To śmieszna historia, bo tak, z piosenką „Takiego chłopaka” i z płytą „Piękny koniec” urodziła się moja pierwsza córka, a z kolejną płytą „Matka i żony” - druga, więc już później bałam się wydawać kolejne, bo nie chciałam mieć więcej dzieci (śmieje się). Piosenka "Nie biłeś się nigdy o mnie" to taka ładna historia, kiedy przypomniałam sobie jak wyglądały początki mojego związku. Nie były one łatwe, ale teraz jesteśmy w bardzo dobrym miejscu. Naprawdę widzę mojego męża jako człowieka i takiego jakim jest. Nie widzę już tylko wyobrażeń na jego temat i nie mam oczekiwań z kosmosu w stosunku do niego. Teraz wiem kim jest mój mąż i godzę się na to, żeby z nim być.

W tej piosence wybrzmiewają też tony, że długoletni związek to opowieść o miłości „mimo wszystko”. Śpiewasz „Wybrałam Cię, aby z Tobą, było mi najtrudniej”? Czy ten wers dotyczy wyboru partnera, czy tego, że z nim przypadło ci mierzyć się z najtrudniejszymi próbami w twoim życiu?

Generalnie to jest niesamowite, że wybieramy sobie partnera i tak naprawdę przez następne lata go poznajemy. A powinno być odwrotnie. Powinniśmy wybrać kogoś, kogo już bardzo dobrze znamy. I widzimy czy pasujemy do siebie, czy ten człowiek ma takie same idee, czy dąży do tego samego i czy ma te same wartości. W rzeczywistości jest zupełnie odwrotnie. Poznajemy kogoś kim zauroczamy się, co nam przysłania jakiekolwiek logiczne myślenie. Idealizujemy tę osobę, zachwycamy się każdym jej opowiedzianym kawałem, każdym gestem. Czymś co później, po 5 latach, może nas wnerwiać. Nigdy nie wiemy na kogo trafimy tak naprawdę. Ja wybrałam sobie człowieka, z którym już od początku wiedziałam, że nie będzie łatwo, ale mimo wszystko „weszłam w tę wodę”. Jestem wdzięczna mojemu mężowi, który nie poddał się moim histeriom i zwątpieniom.
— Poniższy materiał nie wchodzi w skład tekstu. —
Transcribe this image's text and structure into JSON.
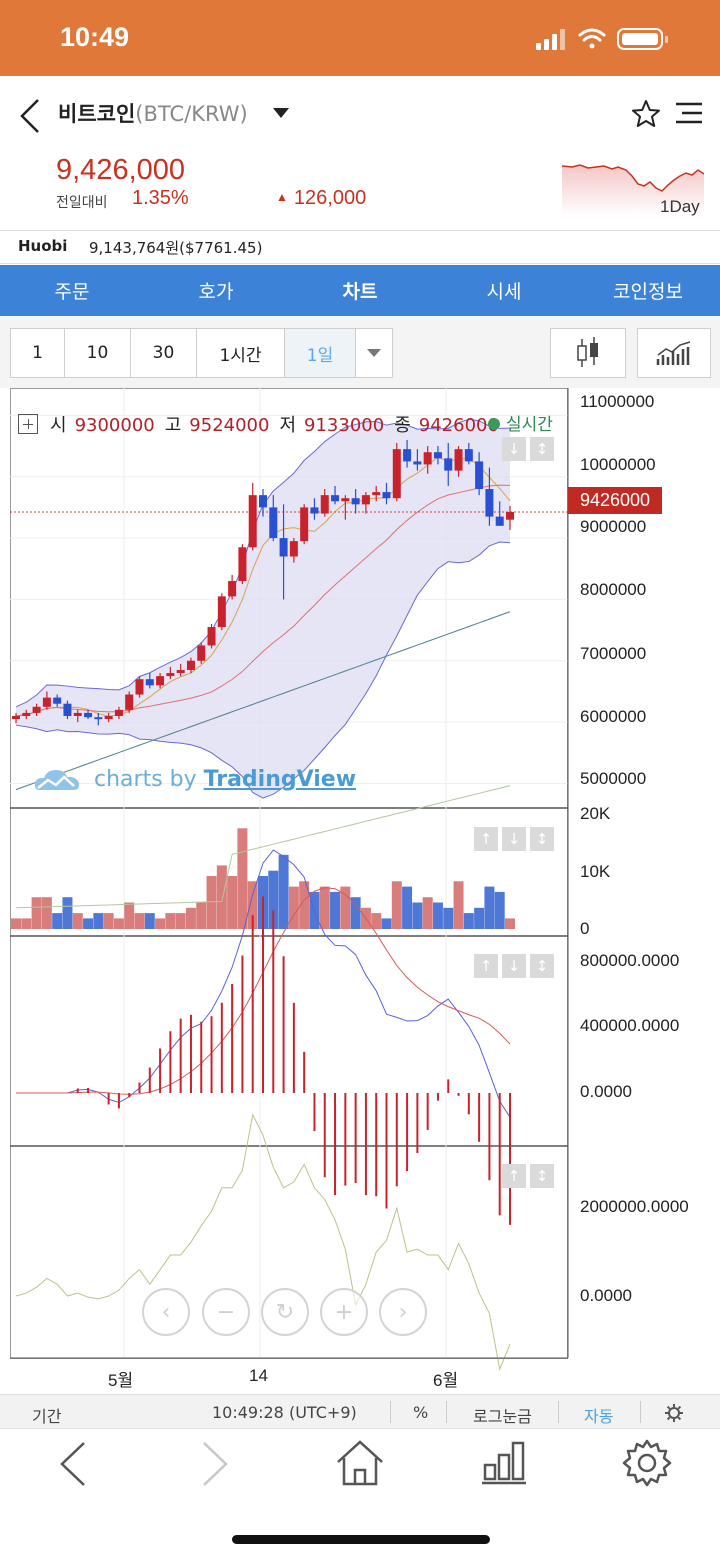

On powiedział, że jak zdecydował się być ze mną, to będzie. I tej deklaracji nigdy nie złamał. Dzięki temu mogłam w tym związku wyrosnąć, zmienić się, nauczyć się niezależności, tego, że nie muszę wisieć na tej drugiej osobie. Że będąc w związku powinnam być sobą i powinnam być wierna przede wszystkim sobie. Bycie z drugą osobą oznacza, że spotykamy się pośrodku. Nie dlatego, że musimy i jesteśmy uzależnieni od siebie, tylko dlatego na to decydujemy się. A to spotkanie się pośrodku bywało trudne, ale pozwoliło naszemu związkowi przetrwać i dojść do takiego etapu, w którym ja jestem mega świadoma i silna. Jest mi dobrze z tym drugim człowiekiem i jesteśmy przyjaciółmi.

W nowej piosence zwracasz również uwagę na to jak partnerzy w związku są różni. W modlitwie o takiego chłopaka, nie prosiłaś w końcu o nikogo podobnego do siebie. Czy ta obserwacja, że ludzie to nie są dwie połówki pomarańczy, przyszła do ciebie już wtedy, czy może później?

W ogóle to nie wiem, kto wciska nam ten kit o dwóch połówkach pomarańczy, bo to jest niemożliwe. Nie możemy być jednością. Kobieta i mężczyzna to dwie niezależne istoty ludzkie, które spotykają się po to, żeby ze sobą być. Związek to jest 1+1, a nie 1 podzielone na 2. W zdrowej w relacji jest tak, że każdy ma siebie dla siebie. Ma swoją pasję, swoją pracę, swoich przyjaciół, swoje przyjaciółki. Dopiero mając pełnię różnych relacji, możemy stworzyć zdrowy związek.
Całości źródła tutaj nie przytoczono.